Ceng Ceng cepat menggerakkan kakinya mengejar. Akan tetapi orang itu makin cepat pula gerakannya, meloncat ke sana-sini, sulut sana-sini, lari ke depan, sulut lagi sana-sini, terus dikejar oleh Ceng Ceng dan akhirnya, setelah menyalakan lampu terakhir, orang itu meniup padam lilinnya dan lenyap!

Ceng Ceng terpaksa berhenti, memandang ke sana ke mari. Sunyi melengang dan cahaya lampu-lampu minyak di sekitar tempat itu yang telah disulut oleh orang aneh tadi menciptakan suasana yang makin menyeramkan. Akan tetapi sedikitnya ancaman kegelapan sudah tidak ada lagi dan Ceng Ceng berbesar hati. Andaikata muncul apa pun musuh atau siluman, dia masih dapat menjaga diri di bawah sinar-sinar lampu yang muram akan tetapi cukup terang itu.

Selagi dia termangu-mangu, tidak tahu betul apa yang harus dilakukannya, tiba-tiba terdengar suara gaduh di sebelah kanan, suara orang bertempur!
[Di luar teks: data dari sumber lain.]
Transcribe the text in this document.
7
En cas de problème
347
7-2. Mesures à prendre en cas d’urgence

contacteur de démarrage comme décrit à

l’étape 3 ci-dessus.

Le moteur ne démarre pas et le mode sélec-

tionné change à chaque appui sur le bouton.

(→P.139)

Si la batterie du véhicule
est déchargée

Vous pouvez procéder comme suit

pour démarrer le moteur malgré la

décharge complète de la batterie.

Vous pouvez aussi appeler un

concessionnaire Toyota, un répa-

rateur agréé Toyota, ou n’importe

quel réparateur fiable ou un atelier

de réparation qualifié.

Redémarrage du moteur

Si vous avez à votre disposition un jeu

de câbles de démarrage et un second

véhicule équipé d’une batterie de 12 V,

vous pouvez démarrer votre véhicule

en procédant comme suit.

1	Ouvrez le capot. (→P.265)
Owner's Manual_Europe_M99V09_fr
Ceng Ceng cepat berlari ke arah suara itu, dan akhirnya dia tiba di bawah sebuah bangunan tingkat dua.

Dia melihat ke atas dan ternyata ada dua orang bertempur saling serang dengan serunya di atas genteng bangunan tingkat dua itu. Yang seorang adalah kakek-kakek yang bertongkat, melawan seorang laki-laki bermantel lebar yang menutupi hampir sekujur badannya yang tinggi besar.
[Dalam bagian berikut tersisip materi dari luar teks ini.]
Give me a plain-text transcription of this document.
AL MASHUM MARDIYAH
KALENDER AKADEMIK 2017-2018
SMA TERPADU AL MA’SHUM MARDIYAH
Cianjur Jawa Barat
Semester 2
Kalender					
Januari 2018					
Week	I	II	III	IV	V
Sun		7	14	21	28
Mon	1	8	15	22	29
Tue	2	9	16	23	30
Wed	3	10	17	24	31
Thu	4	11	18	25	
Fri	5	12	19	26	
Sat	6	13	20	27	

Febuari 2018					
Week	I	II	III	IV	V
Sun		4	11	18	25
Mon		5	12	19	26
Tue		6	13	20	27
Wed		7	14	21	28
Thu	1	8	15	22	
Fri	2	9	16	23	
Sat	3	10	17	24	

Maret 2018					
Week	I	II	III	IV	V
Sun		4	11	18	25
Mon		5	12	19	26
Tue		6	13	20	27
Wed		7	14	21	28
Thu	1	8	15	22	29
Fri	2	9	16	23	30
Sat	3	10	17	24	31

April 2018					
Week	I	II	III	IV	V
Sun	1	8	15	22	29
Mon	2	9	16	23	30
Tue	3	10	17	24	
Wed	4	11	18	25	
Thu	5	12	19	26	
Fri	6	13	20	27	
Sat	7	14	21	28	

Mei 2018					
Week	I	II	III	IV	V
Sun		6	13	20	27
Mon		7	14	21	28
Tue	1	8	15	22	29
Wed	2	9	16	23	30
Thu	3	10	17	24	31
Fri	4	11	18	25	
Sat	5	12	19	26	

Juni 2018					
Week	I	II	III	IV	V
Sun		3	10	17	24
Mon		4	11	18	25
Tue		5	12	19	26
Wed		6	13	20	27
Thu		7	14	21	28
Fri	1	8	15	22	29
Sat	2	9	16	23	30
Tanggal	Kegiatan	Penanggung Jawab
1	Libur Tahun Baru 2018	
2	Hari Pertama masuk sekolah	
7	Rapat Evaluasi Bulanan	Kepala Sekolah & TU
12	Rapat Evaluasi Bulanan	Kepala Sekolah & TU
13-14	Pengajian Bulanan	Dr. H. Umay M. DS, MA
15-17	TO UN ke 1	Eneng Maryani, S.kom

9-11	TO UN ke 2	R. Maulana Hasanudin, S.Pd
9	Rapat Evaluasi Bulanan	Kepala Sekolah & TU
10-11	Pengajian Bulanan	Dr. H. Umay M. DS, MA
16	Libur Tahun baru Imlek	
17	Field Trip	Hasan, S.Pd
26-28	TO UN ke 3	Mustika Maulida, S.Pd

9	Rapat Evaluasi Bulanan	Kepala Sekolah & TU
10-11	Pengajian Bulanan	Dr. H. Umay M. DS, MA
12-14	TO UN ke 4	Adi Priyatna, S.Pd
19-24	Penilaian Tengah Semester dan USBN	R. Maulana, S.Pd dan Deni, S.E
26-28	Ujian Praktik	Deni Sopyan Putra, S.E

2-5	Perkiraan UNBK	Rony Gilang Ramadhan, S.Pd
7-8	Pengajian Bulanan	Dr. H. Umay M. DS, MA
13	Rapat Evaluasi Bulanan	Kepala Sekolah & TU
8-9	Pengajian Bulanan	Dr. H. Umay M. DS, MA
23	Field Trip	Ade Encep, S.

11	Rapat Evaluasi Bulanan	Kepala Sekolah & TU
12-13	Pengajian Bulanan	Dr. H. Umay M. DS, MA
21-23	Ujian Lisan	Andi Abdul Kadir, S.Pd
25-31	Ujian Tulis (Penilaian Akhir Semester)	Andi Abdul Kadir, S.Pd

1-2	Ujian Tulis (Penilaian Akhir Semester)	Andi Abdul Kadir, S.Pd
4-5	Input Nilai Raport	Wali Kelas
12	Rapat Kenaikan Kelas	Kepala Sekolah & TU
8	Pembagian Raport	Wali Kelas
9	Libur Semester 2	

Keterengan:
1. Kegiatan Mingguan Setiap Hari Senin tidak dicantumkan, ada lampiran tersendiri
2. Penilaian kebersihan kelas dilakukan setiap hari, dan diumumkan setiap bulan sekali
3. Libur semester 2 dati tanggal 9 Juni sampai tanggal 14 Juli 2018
Agaknya laki-laki tinggi besar itu maklum akan kedatangan Ceng Ceng. Dia menoleh dan.... hampir saja Ceng Ceng menjerit. Itulah dia! Laki-laki berjubah lebar itu! Si pemuda laknat, tak salah lagi!

“Keparat....!”

Mulutnya mendesis dan Ceng Ceng hendak meloncat ke atas. Akan tetapi pemuda itu yang menoleh dan melihat Ceng Ceng, nampak terkejut lalu meloncat jauh ke depan melarikan diri, dikejar oleh musuhnya, kakek bertongkat. Melihat ini, Ceng Ceng terus melayang ke atas genteng dan mengejar pula ke arah kedua orang itu tadi berkejaran. Akan tetapi, gerakan mereka cepat bukan main dan di atas genteng-genteng istana, cuaca tidaklah seterang di bagian bawah yang sudah diterangi banyak lampu.
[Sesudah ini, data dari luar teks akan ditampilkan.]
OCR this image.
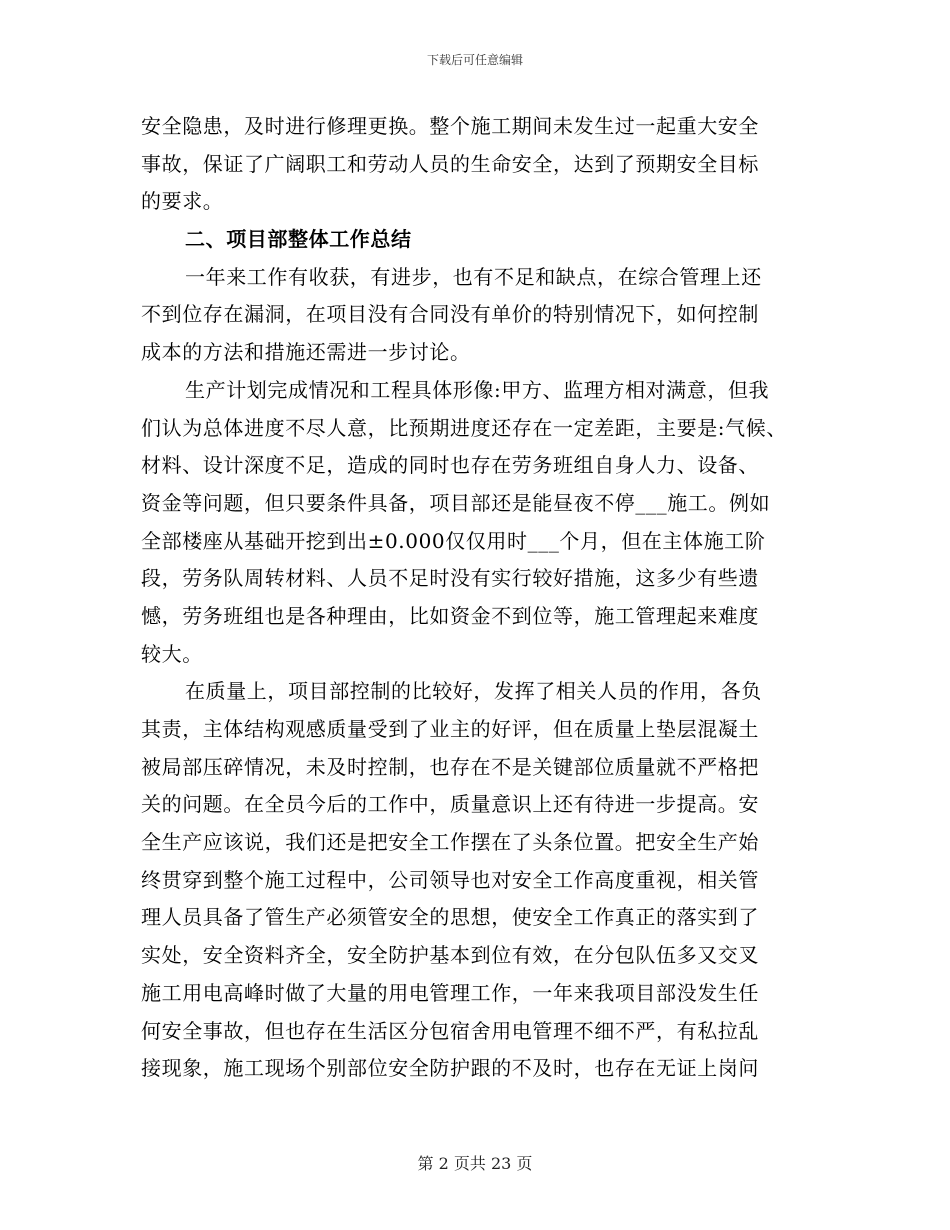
下载后可任意编辑
安全隐患，及时进行修理更换。整个施工期间未发生过一起重大安全
事故，保证了广阔职工和劳动人员的生命安全，达到了预期安全目标
的要求。
二、项目部整体工作总结
一年来工作有收获，有进步，也有不足和缺点，在综合管理上还
不到位存在漏洞，在项目没有合同没有单价的特别情况下，如何控制
成本的方法和措施还需进一步讨论。
生产计划完成情况和工程具体形像:甲方、监理方相对满意，但我
们认为总体进度不尽人意，比预期进度还存在一定差距，主要是:气候、
材料、设计深度不足，造成的同时也存在劳务班组自身人力、设备、
资金等问题，但只要条件具备，项目部还是能昼夜不停___施工。例如
全部楼座从基础开挖到出±0.000仅仅用时___个月，但在主体施工阶
段，劳务队周转材料、人员不足时没有实行较好措施，这多少有些遗
憾，劳务班组也是各种理由，比如资金不到位等，施工管理起来难度
较大。
在质量上，项目部控制的比较好，发挥了相关人员的作用，各负
其责，主体结构观感质量受到了业主的好评，但在质量上垫层混凝土
被局部压碎情况，未及时控制，也存在不是关键部位质量就不严格把
关的问题。在全员今后的工作中，质量意识上还有待进一步提高。安
全生产应该说，我们还是把安全工作摆在了头条位置。把安全生产始
终贯穿到整个施工过程中，公司领导也对安全工作高度重视，相关管
理人员具备了管生产必须管安全的思想，使安全工作真正的落实到了
实处，安全资料齐全，安全防护基本到位有效，在分包队伍多又交叉
施工用电高峰时做了大量的用电管理工作，一年来我项目部没发生任
何安全事故，但也存在生活区分包宿舍用电管理不细不严，有私拉乱
接现象，施工现场个别部位安全防护跟的不及时，也存在无证上岗问
第 2 页共 23 页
Ceng Ceng terpaksa berhenti ketika dia kehilangan dua bayangan yang dikejarnya itu. Dia mengerahkan seluruh ketajaman telinga untuk mendengarkan. Benar, di kejauhan dia mendengar lagi suara orang bertempur. Cepat dia meloncat dan dari atas dia melihat ada satu orang dikeroyok tiga orang.

Yang dikeroyok adalah seorang yang berjubah lebar tadi, si pemuda laknat, musuh besarnya. Karena Ceng Ceng tidak mempedulikan lain-lainnya, hanya mencurahkan seluruh perhatian terhadap si pemuda laknat, maka dia tidak peduli siapa yang mengeroyok itu dan dia langsung meloncat dari atas dengan maksud menyerang musuh besarnya sambil memaki,

“Hendak lari kemana kau?”

Orang berselubung mantel atau jubah lebar itu menengok dan sekali ini Ceng Ceng dapat mengenal betul wajah yang gagah perkasa itu, wajah yang dahulu di dalam guha kelihatan kemerahan dan beringas, akan tetapi sekarang kelihatan terkejut.

Orang itu mengeluarkan suara aneh di lehernya lalu meloncat dan melarikan diri lagi, dikejar oleh tiga orang musuhnya yang juga amat lihai dan memiliki gerakan-gerakan cepat bukan main sehingga kembali Ceng Ceng tertinggal jauh ketika mencoba mengejarnya dan sebentar saja sudah kehilangan bayangan mereka.